Братья-подавальщики сменили второе блюдо. Я взглянул на лица людей, сидевших напротив меня, и был поражен, насколько разными были их выражения. Неизменно доброе лицо Ольденкотта сейчас казалось мне вырезанным из камня, так оно было спокойно, решительно, точно раз и навсегда данная клятва, которую никто, ничто и нигде не может поколебать. Андреева, щеки которой были багровы, глаза метали молнии, делала над собой нечеловеческие усилия, чтобы привести себя в равновесие. Зная ее доброту и огромную доброжелательность к людям в серьезные моменты, помня, как она говорила мне на крылечке о вновь найденной примиренности, я диву давался и не мог понять, что привело ее в такое возбуждение. Переведя взгляд на Бронского, я удивился не менее. Артист, казалось, не существовал в эту минуту здесь, или, вернее, все окружающие не существовали для него. Глаза были устремлены куда-то вдаль, минуя всех сидевших вокруг, фигура вытянутая, напряженная. Приподнятая верх голова, точно он слушал нечто вне комнаты такое значительное и прекрасное, от чего не мог оторваться. Я понял, что его захватил высокий экстаз, что о нем мне думать нечего, что он и Ольденкотт, каждый по-своему, несут Истину в себе и служат Ей всецело, как умеют и могут.

Я вернулся к Андреевой. Посылая ей самую глубокую любовь, я тихонько коснулся цветка Великой Матери, моля Ее пролить мир моей чудесной сестре, похожей скорее на глубочайшее море, чем на земную плоть.

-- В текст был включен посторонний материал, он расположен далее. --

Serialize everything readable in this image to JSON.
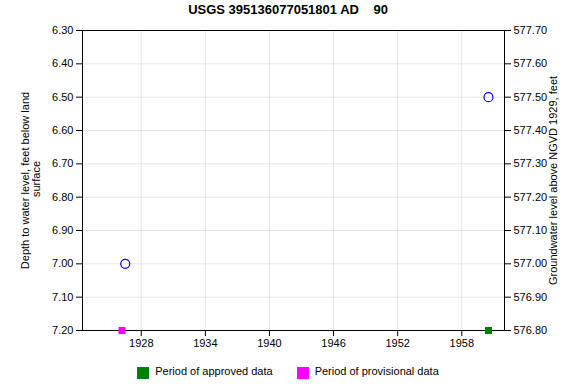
{
  "chart_data": {
    "type": "scatter",
    "title": "USGS 395136077051801 AD    90",
    "ylabel": "Depth to water level, feet below land\n surface",
    "y2label": "Groundwater level above NGVD 1929, feet",
    "xlim": [
      1922.5,
      1962.0
    ],
    "ylim": [
      7.2,
      6.3
    ],
    "y2lim": [
      576.8,
      577.7
    ],
    "xticks": [
      1928,
      1934,
      1940,
      1946,
      1952,
      1958
    ],
    "yticks": [
      {
        "value": 6.3,
        "label": "6.30"
      },
      {
        "value": 6.4,
        "label": "6.40"
      },
      {
        "value": 6.5,
        "label": "6.50"
      },
      {
        "value": 6.6,
        "label": "6.60"
      },
      {
        "value": 6.7,
        "label": "6.70"
      },
      {
        "value": 6.8,
        "label": "6.80"
      },
      {
        "value": 6.9,
        "label": "6.90"
      },
      {
        "value": 7.0,
        "label": "7.00"
      },
      {
        "value": 7.1,
        "label": "7.10"
      },
      {
        "value": 7.2,
        "label": "7.20"
      }
    ],
    "y2ticks": [
      {
        "value": 576.8,
        "label": "576.80"
      },
      {
        "value": 576.9,
        "label": "576.90"
      },
      {
        "value": 577.0,
        "label": "577.00"
      },
      {
        "value": 577.1,
        "label": "577.10"
      },
      {
        "value": 577.2,
        "label": "577.20"
      },
      {
        "value": 577.3,
        "label": "577.30"
      },
      {
        "value": 577.4,
        "label": "577.40"
      },
      {
        "value": 577.5,
        "label": "577.50"
      },
      {
        "value": 577.6,
        "label": "577.60"
      },
      {
        "value": 577.7,
        "label": "577.70"
      }
    ],
    "grid": true,
    "legend": "bottom",
    "series": [
      {
        "color": "#0000ff",
        "marker": "open_circle",
        "x": [
          1926.5,
          1960.5
        ],
        "values": [
          7.0,
          6.5
        ]
      },
      {
        "name": "Period of approved data",
        "color": "#008000",
        "marker": "square",
        "x": [
          1960.5
        ],
        "values": [
          7.2
        ]
      },
      {
        "name": "Period of provisional data",
        "color": "#ff00ff",
        "marker": "square",
        "x": [
          1926.2
        ],
        "values": [
          7.2
        ]
      }
    ]
  }
}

Я ощутил легкий электрический ток, шедший от И. мимо меня, и увидел, как огромное количество рубиновых звездочек летело от него через стол к ауре Натальи Владимировны и мелькало вокруг ее головы и беспокойно двигавшихся рук. Почти мгновенно руки ее успокоились. Еще через мгновение краска отлила от щек, искры огромных глаз превратились в мягкие и ласковые лучи, и, наконец, на устах мелькнуло нечто вроде улыбки. Она посмотрела на И., глубоко вздохнула и благодарно — смиренно благодарно — склонила голову в сторону И. В зале стояла все та же тишина. Только откуда-то издалека — казалось, из очень большой дали — доносилось стройное, прекрасное пение. Точно большой хор, необыкновенный и неземной, пел Гимн Жизни. Спустя несколько мгновений, как проникло в тишину зала это пение, И. встал, поднял руки вверх, как бы призывая Высшие Силы благословить всех собравшихся, затем перекрестил всех широким крестом и заговорил. Боже мой, как много раз слышал я уже речи И. При каких самых разнообразных обстоятельствах я видел его чудесное лицо, и никак не мог привыкнуть к этой красоте, к этой мелодии чудесного голоса и положительно божественной гармонии всего его существа. Всегда поражали меня его речи, но на этот раз его слова пролили особенное успокоение и мир в мое сердце, жаждавшее приобщиться к труду моего дорогого Учителя и друга, снисходительнейшего из наставников.

— Дорогие мои братья, дети, сотрудники и друзья. Не в первый раз я встречаю многих из вас на своем пути. Большая часть из присутствующих здесь сегодня связана лично со мной старинными кармами. Другие из присутствующих связаны не менее крепко с иными членами Светлого Братства, и это не имеет особого значения.